CANBERRA: Residential land values continued to rise and sales volumes sunk further in the December 2010 quarter, said the Housing Industry Association (HIA).

The HIA-rpdata.com Residential Land Report found the volume of land sales fell sharply in the December 2010 quarter (4Q2010), reaching the lowest level in a decade. Sales were down by 40.4% compared to the same quarter in 2009.

Meanwhile, the weighted median land value in Australia accelerated in 4Q2010, growing by 4.1% to A$194,161 (RM619,466.62). Over the year to December 2010, the median value was up 5.9%.

"The escalation in land values highlights an on-going deterioration in new home affordability driven by constraints on supply," said HIA economist Matthew King in a statement recently. "The sharp drop in the volume of land sales signals a very weak 2011 for new home building.

"Apart from the considerable damage wrought by the interest rate hikes of last November, new housing continues to sag under the weight of the excessive cost of serviceable land.

"Put together planning and zoning delays, high regulatory costs, deficient land release strategies, disproportionately high taxation, user pays infrastructure charges, and an on-going credit squeeze, and you have a recipe for crippling land values.
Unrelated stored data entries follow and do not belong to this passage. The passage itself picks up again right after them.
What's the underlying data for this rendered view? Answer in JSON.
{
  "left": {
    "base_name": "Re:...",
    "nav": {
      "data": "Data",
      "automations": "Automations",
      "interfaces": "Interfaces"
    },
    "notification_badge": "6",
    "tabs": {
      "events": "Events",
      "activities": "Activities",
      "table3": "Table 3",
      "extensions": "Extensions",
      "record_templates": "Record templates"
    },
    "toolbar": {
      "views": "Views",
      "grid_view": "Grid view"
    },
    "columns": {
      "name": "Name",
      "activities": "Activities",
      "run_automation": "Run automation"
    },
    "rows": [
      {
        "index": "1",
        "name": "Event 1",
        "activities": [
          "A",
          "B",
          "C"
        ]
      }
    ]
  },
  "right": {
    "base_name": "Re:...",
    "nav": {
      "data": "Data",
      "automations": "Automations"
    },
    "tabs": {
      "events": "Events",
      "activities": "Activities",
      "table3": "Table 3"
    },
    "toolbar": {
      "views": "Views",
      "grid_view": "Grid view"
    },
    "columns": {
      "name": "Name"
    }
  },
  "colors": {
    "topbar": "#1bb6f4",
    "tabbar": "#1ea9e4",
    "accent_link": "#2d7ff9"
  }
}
"Policy solutions can be found by all levels of government, but there is currently little evidence of solutions being sought, which is to the detriment of affordable housing for entry level buyers and rental households alike," King added.

RPdata.com research director Tim Lawless agreed that the low number of land transactions paint a worrying picture for future housing supply.
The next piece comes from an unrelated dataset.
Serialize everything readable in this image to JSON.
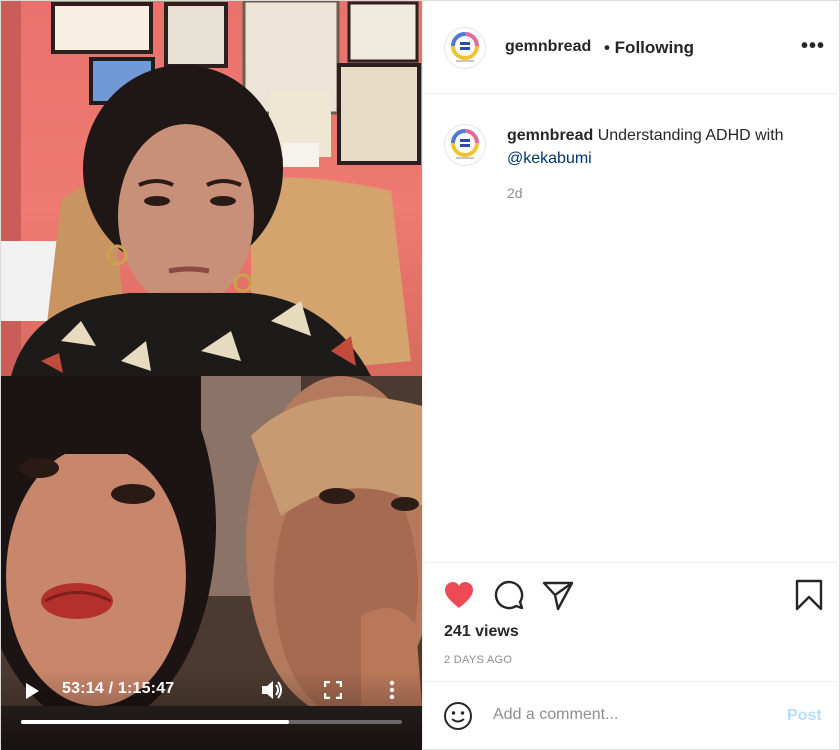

"Land sales are a reasonable lead indicator for future supply additions to the market and a forty percent reduction in land sales points to ongoing weakness in the housing construction sector which is already very soft.

"Looking at sales volumes across built product, ie houses and units, transaction numbers recorded a fall of twenty percent over the same time period.  That’s a soft result in itself, but those figures look reasonably healthy when compared to the volume of sales within the vacant land market."

"While land sales continue to fall the price of land continues to rise.  This divergence illustrates the imbalance between supply and demand.  A lower number of sales would often suggest demand is drying up, however with land prices continuing to rise the fall away in land transactions is clearly supply related."